Elsewhere in conflict-zone hosting, sport presses on
FIBA is still staging the Asia Cup qualifiers in Lebanon, FIFA went ahead with Israel’s home matches in neutral Hungary last November, while UEFA shifted Shakhtar Donetsk’s Champions League ties to Prague. Only Formula 1 has baulked so far, suggesting its near-constant international freight circus becomes uniquely vulnerable to insurance black zones while indoor sports survive by chartering smaller equipment loads.
British lawmakers are watching too: Prime Minister Rishi Sunak faces opposition questions over Bahrain-registered BAE System supplier deals, fearing any UK government statement backing F1’s cancellation would look contradictory to defence exports worth £9 billion in 2023.

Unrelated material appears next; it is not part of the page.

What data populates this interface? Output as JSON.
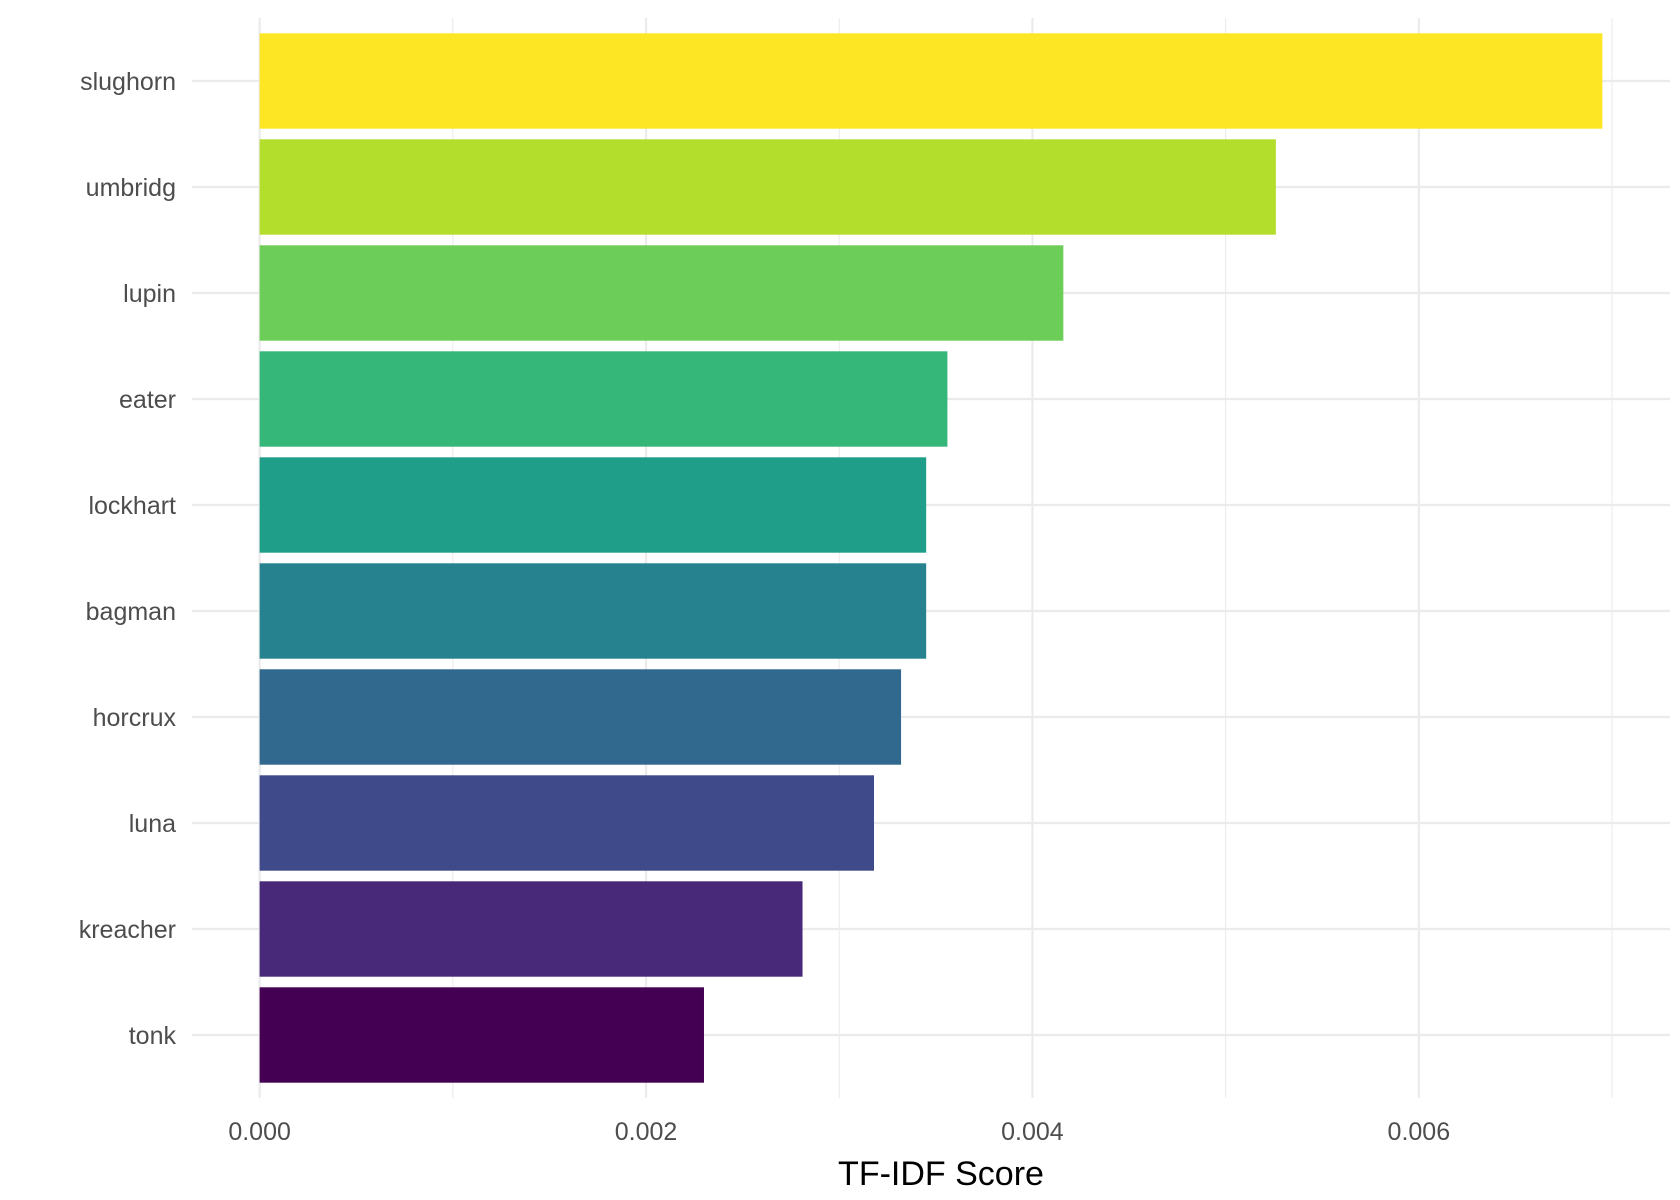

Triple-header still logistically possible—if violent pause holds
Formula 1 officials have quietly told CTOs to keep five extra sea-cargo slots on standby, dates 20–25 March, hinting at substituted off-calendar testing in either Portimão, Imola or Silverstone. Australia’s organizers maintain their schedule from 24 March, leaving only a five-day elasticity window for any fresh Gulf booking. Broadcasters have received a “red flag + TBD” advisory, meaning studio analysts will fill content with Austrian and Spanish classic races should the void endure.
Commercial contracts expire on 1 November, giving the sport less than nine months to rearrange, or to absorb a direct knockout clause. Either way, this episode marks the first time since 2013 that a calendar shorter than 22 Grands Prix is formally tabled well before March.
Whatever form race promoters choose, tour operators do not expect Bahrain or Saudi ticket refunds beyond direct entrance charges because the military escalation intersects terms guests themselves acknowledged in the fine print. In an enterprise where milliseconds decide records, the next month may test Formula 1’s patience with prospects more than any lap chart ever could.